Palestinian Authority chief negotiator Saeb Erekat denied on Thursday that PA and Israeli representatives would meet in Jordan to discuss restarting peace talks on October 23.
“It was said that there are meetings and calls for meetings in Jordan between an Israeli and a Palestinian delegation with the Quartet. This talk is not true. We did not receive anything from them,” Erekat told Voice of Palestine radio on Thursday.
“My view is that anyone who tries to get around the point that Israel must halt settlement and accept the ’67 borders is only wasting their time,” Erekat added.
The Quartet for Middle East Peace – the European Union, Russia, United States, and United Nations – last week announced October 23 as the date for the meeting without consulting officials in Jerusalem or Ramallah.

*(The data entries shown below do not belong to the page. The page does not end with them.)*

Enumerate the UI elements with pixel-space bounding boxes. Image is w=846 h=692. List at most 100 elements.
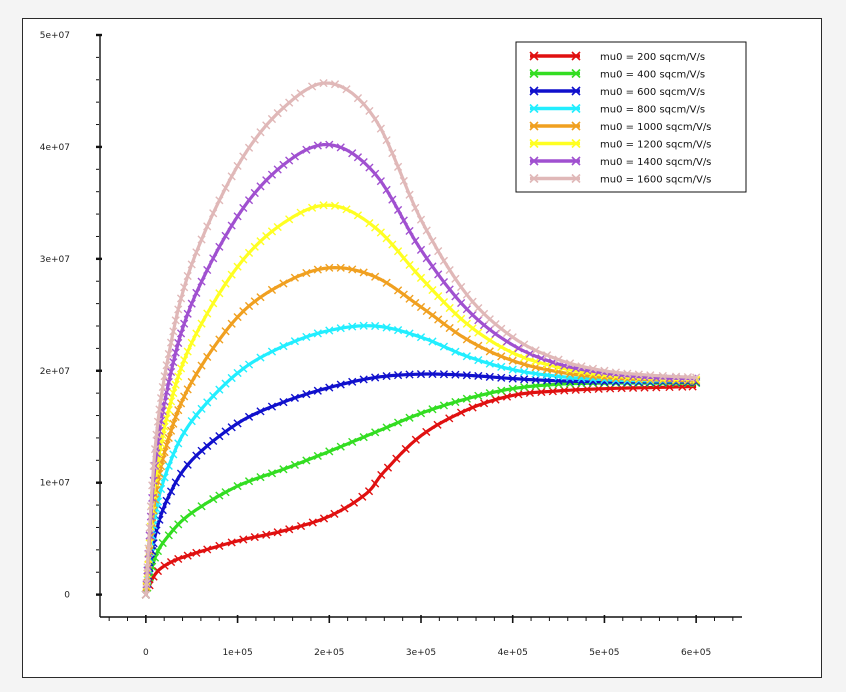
data-point-marker [290,152,299,161]
data-point-marker [171,380,180,389]
data-point-marker [468,403,477,412]
data-point-marker [197,361,206,370]
data-point-marker [279,279,288,288]
data-point-marker [233,419,242,428]
data-point-marker [358,492,367,501]
data-point-marker [364,487,374,496]
data-point-marker [382,371,391,381]
data-point-marker [411,203,420,212]
data-point-marker [388,148,397,158]
legend-item: mu0 = 1200 sqcm/V/s [529,138,711,151]
data-point-marker [203,265,212,275]
data-point-marker [267,347,277,356]
data-point-marker [221,327,230,336]
data-point-marker [158,538,167,548]
data-point-marker [411,267,420,276]
legend-marker [529,86,539,96]
data-point-marker [160,561,169,570]
data-point-marker [462,371,471,380]
data-point-marker [371,169,380,178]
data-point-marker [439,342,449,351]
data-point-marker [411,298,420,308]
data-point-marker [273,528,282,537]
data-point-marker [221,183,230,193]
data-point-marker [183,347,192,356]
series-3 [141,369,701,599]
data-point-marker [313,265,322,274]
data-point-marker [428,369,437,379]
data-point-marker [244,196,254,205]
y-tick-label: 1e+07 [40,479,70,489]
data-point-marker [359,99,368,109]
legend-marker [529,173,539,184]
data-point-marker [405,329,414,338]
data-point-marker [359,321,368,330]
data-point-marker [267,469,277,478]
data-point-marker [183,460,192,469]
data-point-marker [393,247,403,256]
data-point-marker [296,89,305,98]
data-point-marker [239,535,248,544]
data-point-marker [256,407,265,416]
x-tick-label: 4e+05 [498,648,528,658]
data-point-marker [302,332,311,342]
series-8 [141,78,701,599]
data-point-marker [180,283,189,292]
data-point-marker [221,279,230,288]
data-point-marker [233,212,242,221]
data-point-marker [439,319,449,328]
data-point-marker [215,335,224,344]
data-point-marker [158,455,167,464]
data-point-marker [468,297,477,306]
data-point-marker [439,370,449,379]
data-point-marker [221,488,230,497]
data-point-marker [187,260,196,269]
data-point-marker [250,297,259,306]
data-point-marker [439,256,449,265]
legend-label: mu0 = 600 sqcm/V/s [600,87,705,98]
data-point-marker [183,309,192,318]
data-point-marker [156,393,166,403]
data-point-marker [520,382,529,392]
legend-marker [529,156,539,166]
legend-item: mu0 = 1000 sqcm/V/s [529,121,711,133]
data-point-marker [349,498,359,507]
data-point-marker [171,316,180,325]
data-point-marker [215,491,224,500]
data-point-marker [508,374,517,383]
data-point-marker [215,432,224,441]
data-point-marker [227,538,236,547]
data-point-marker [215,196,224,205]
data-point-marker [393,162,403,171]
data-point-marker [176,329,186,338]
data-point-marker [422,427,431,437]
data-point-marker [209,495,218,504]
data-point-marker [531,375,540,384]
data-point-marker [485,347,494,356]
data-point-marker [319,514,329,523]
data-point-marker [399,176,408,186]
data-point-marker [497,386,506,395]
data-point-marker [203,309,212,318]
data-point-marker [451,292,460,301]
data-point-marker [180,428,189,437]
x-tick-label: 3e+05 [406,648,436,658]
x-tick-label: 0 [143,648,149,658]
data-point-marker [497,324,506,333]
data-point-marker [227,221,236,230]
data-point-marker [416,302,426,312]
data-point-marker [144,544,153,553]
data-point-marker [142,578,151,588]
data-point-marker [187,417,196,426]
legend-label: mu0 = 1400 sqcm/V/s [600,157,711,168]
data-point-marker [359,375,368,384]
x-tick-label: 6e+05 [681,648,711,658]
data-point-marker [439,277,449,287]
data-point-marker [209,299,218,308]
data-point-marker [162,414,171,423]
data-point-marker [634,370,643,379]
series-4 [141,321,701,599]
data-point-marker [187,508,196,518]
data-point-marker [474,341,483,350]
data-point-marker [416,333,426,342]
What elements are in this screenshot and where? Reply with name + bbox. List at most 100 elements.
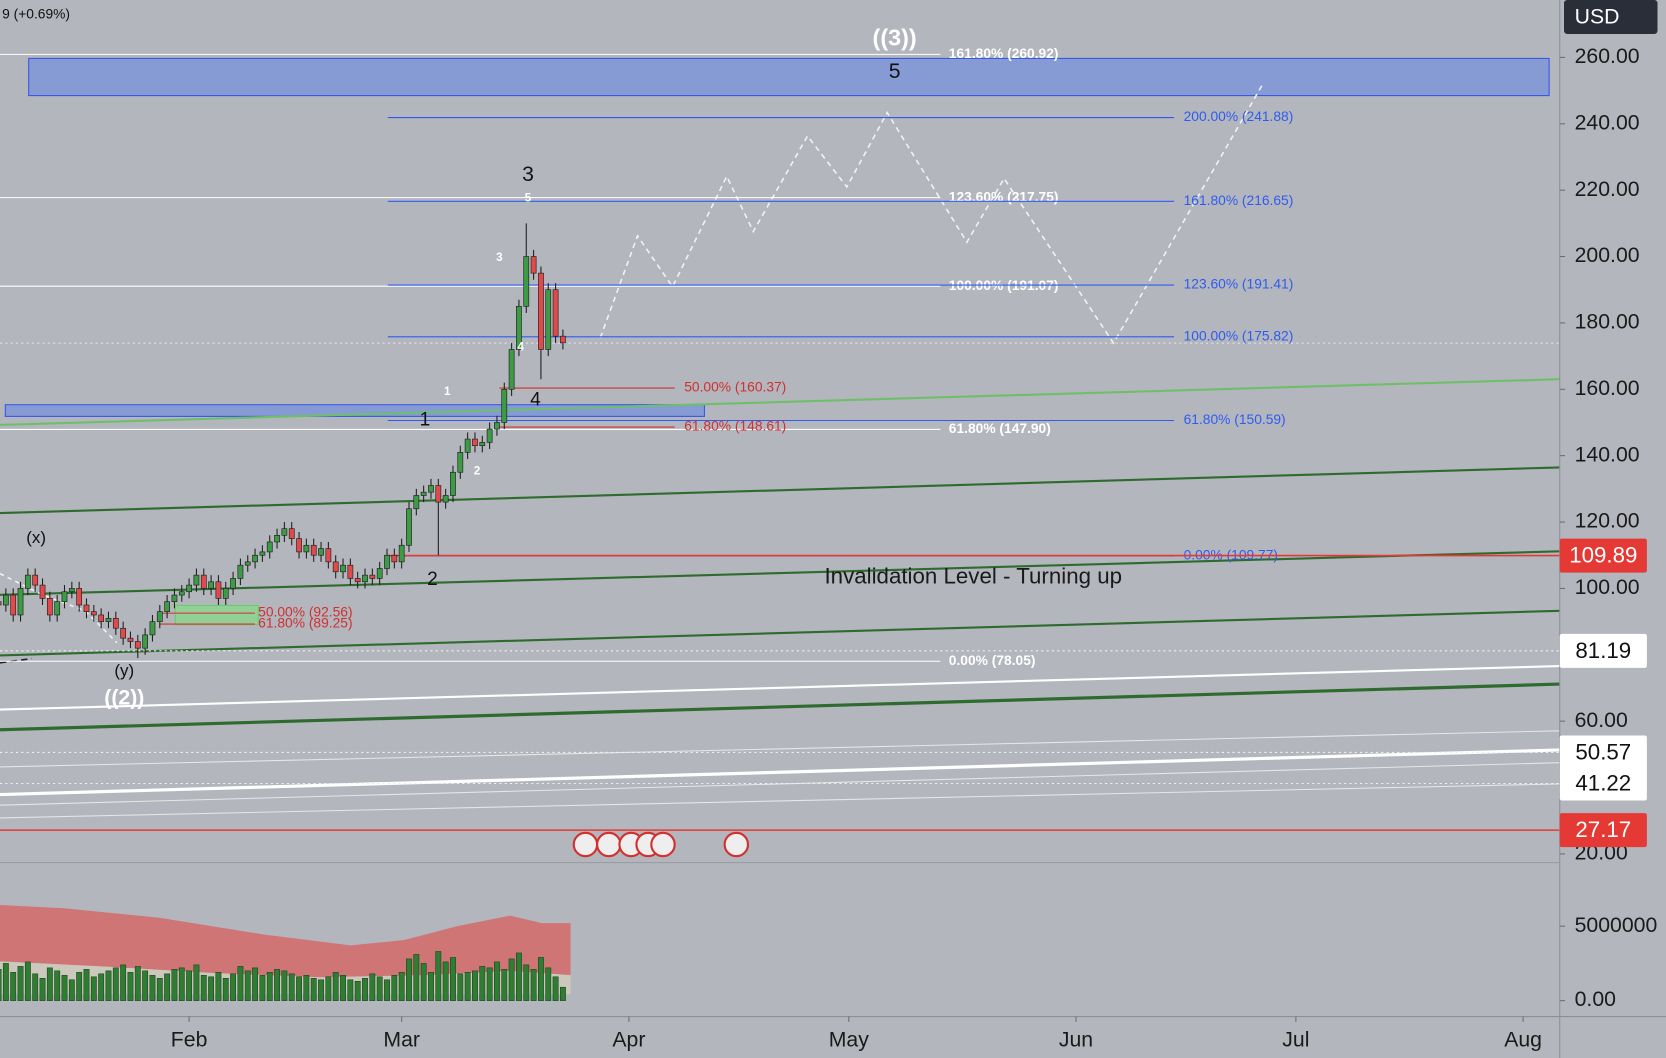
volume-bar [538,957,544,1001]
candle-body [391,554,398,563]
volume-bar [354,981,361,1001]
candle-body [142,634,148,649]
candle-body [406,508,412,546]
candles [0,223,566,659]
ticker-change: 9 (+0.69%) [2,6,70,22]
volume-bar [90,976,97,1001]
candle-body [332,561,339,573]
trendline [0,748,1560,797]
volume-band [0,905,571,978]
candle-body [200,574,207,589]
fib-label: 61.80% (148.61) [684,418,786,434]
trendline [0,378,1560,426]
volume-bar [486,967,493,1001]
candle-body [76,588,83,606]
event-flag[interactable] [650,831,676,858]
volume-bar [134,966,141,1001]
fib-label: 161.80% (216.65) [1184,192,1294,208]
projection-path [599,84,1263,345]
event-flag[interactable] [723,831,750,858]
volume-bar [266,972,273,1001]
labels: Invalidation Level - Turning up 9 (+0.69… [2,6,1122,710]
trendline [0,762,1560,806]
candle-body [252,554,258,563]
volume-bar [450,957,456,1001]
candle-body [127,637,134,642]
candle-body [90,611,97,616]
volume-bar [288,973,295,1001]
volume-bar [178,967,185,1001]
volume-bar [2,963,9,1001]
candle-body [68,588,75,593]
volume-bar [508,958,515,1001]
candle-body [83,604,90,612]
x-tick-label: Jun [1059,1028,1093,1052]
volume-bar [156,978,163,1001]
y-tick-label: 60.00 [1575,708,1628,732]
candle-body [164,601,170,612]
price-tag-label: 41.22 [1575,770,1631,795]
event-flag[interactable] [596,831,622,858]
candle-body [296,538,302,553]
fib-label: 61.80% (147.90) [949,420,1051,436]
candle-body [450,471,456,496]
y-tick-label: 120.00 [1575,509,1640,533]
volume-bar [120,964,127,1001]
price-tag [1559,766,1647,801]
candle-body [215,581,222,599]
wave-label: 2 [474,465,481,478]
candle-body [0,601,2,606]
fib-label: 123.60% (191.41) [1184,276,1294,292]
candle-body [325,548,332,563]
candle-body [222,588,229,599]
price-tag [1559,735,1647,770]
fib-label: 61.80% (89.25) [258,615,352,631]
fib-label: 0.00% (109.77) [1184,547,1278,563]
trendline [0,609,1560,657]
candle-body [464,438,471,453]
candle-body [318,548,324,556]
candle-body [310,544,317,556]
volume-bar [24,961,31,1001]
candle-body [552,289,559,337]
candle-body [501,388,508,423]
wave-label: (x) [26,528,46,547]
volume-bar [215,972,222,1001]
candle-body [39,584,46,599]
volume-bar [457,973,464,1001]
wave-label: 5 [889,59,901,83]
candle-body [2,594,9,606]
candle-body [193,574,200,586]
candle-body [523,256,530,307]
volume-bar [428,972,434,1001]
candle-body [171,594,178,603]
volume-bar [545,967,552,1001]
volume-bar [501,969,508,1001]
candle-body [413,495,420,510]
wave-path [0,657,32,664]
volume-bar [32,973,39,1001]
event-flag[interactable] [572,831,599,858]
volume-bar [479,966,486,1001]
candle-body [545,289,552,350]
currency-box[interactable] [1564,0,1658,34]
candle-body [472,438,478,447]
volume-bar [340,975,346,1001]
candle-body [46,598,53,616]
trendline [0,664,1560,711]
trendline [0,550,1560,596]
candle-body [178,591,185,596]
price-tag-label: 109.89 [1569,543,1637,568]
volume-bar [127,972,134,1001]
volume-bar [303,975,310,1001]
candle-body [105,617,112,622]
candle-body [479,442,486,447]
candle-body [457,452,464,473]
candle-body [112,617,119,629]
fib-label: 61.80% (150.59) [1184,411,1286,427]
volume-bar [171,969,178,1001]
volume-bar [244,970,251,1001]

Quartet officials previously submitted a plan wherein Israeli and PA officials would resume talks without preconditions with the aim of concluding a final status agreement by December 2012.

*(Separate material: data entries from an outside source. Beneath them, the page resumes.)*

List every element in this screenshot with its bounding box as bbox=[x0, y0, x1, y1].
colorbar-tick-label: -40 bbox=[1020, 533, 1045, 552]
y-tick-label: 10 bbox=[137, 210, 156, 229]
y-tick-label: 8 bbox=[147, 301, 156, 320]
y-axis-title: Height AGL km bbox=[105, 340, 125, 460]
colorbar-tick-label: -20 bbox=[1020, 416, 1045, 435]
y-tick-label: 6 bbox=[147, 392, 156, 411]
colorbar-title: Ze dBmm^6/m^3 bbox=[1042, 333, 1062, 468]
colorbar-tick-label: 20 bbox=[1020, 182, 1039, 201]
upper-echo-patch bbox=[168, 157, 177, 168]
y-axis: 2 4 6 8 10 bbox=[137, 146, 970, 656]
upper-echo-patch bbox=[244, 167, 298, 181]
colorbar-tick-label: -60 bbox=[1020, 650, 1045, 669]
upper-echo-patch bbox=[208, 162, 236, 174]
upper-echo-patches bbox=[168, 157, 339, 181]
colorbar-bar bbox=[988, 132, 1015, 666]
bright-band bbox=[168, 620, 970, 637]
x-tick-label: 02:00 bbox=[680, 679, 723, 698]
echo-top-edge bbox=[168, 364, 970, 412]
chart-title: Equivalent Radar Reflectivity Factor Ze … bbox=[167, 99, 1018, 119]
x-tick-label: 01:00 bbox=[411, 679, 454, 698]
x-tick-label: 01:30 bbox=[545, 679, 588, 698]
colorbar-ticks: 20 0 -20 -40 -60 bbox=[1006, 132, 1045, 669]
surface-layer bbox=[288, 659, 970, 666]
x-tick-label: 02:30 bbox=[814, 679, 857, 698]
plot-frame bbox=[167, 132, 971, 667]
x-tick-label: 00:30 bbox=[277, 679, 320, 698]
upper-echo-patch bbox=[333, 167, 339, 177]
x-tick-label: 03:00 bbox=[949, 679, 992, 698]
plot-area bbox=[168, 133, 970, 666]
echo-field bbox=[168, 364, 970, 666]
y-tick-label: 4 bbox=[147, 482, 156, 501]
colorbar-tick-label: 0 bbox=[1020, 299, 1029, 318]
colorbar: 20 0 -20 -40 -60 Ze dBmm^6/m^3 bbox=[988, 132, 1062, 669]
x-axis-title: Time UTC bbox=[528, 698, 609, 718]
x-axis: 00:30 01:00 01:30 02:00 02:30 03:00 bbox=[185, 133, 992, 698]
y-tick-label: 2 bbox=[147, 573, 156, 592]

The proposal came on the heels of PA chairman Mahmoud Abbas’ unilateral bid for statehood at the United Nations in September, which faces a promised negative recommendation from the United States in the Security Council.
To be approved and passed to the General Assembly for a vote Abbas’ application for UN recognition and membership would have to win 9-votes in the 15-member Security Council including positive recommendations from all five permanent members.
US secretary of state Hillary Clinton last week reaffirmed US opposition to Abbas’ UN application was a dead letter saying “its going nowhere.”
Clinton also reiterated President Barack Obama’s position, “the road to peace lies through Jerusalem and Ramallah, not New York.”
But Abbas, currently in Paris for consultations with French president Nicolas Sarkozy, whose nation is also a permanent member of the Security Council, made it plain the Quartet plan holds no interest for him.
“There will be no negotiations for the sake of negotiations,” he said.
Israel has accepted the Quartet plan saying it is ready to resume talks without preconditions with both sides raising reservations at the negotiating table, and is willing to attend the October 23 meeting.
At the same time, Israel has rejected Abbas’ demand that Israel suspend construction in Judea, Samaria, and eastern Jerusalem as a precondition for talks saying it is merely a fait accompli to forestall talks.
A previous 10-month building freeze by Israel aimed at satisfying identical PA demands and drawing officials in Ramallah to the table was rebuffed and met with mounting preconditions that ended in Abbas’ bid.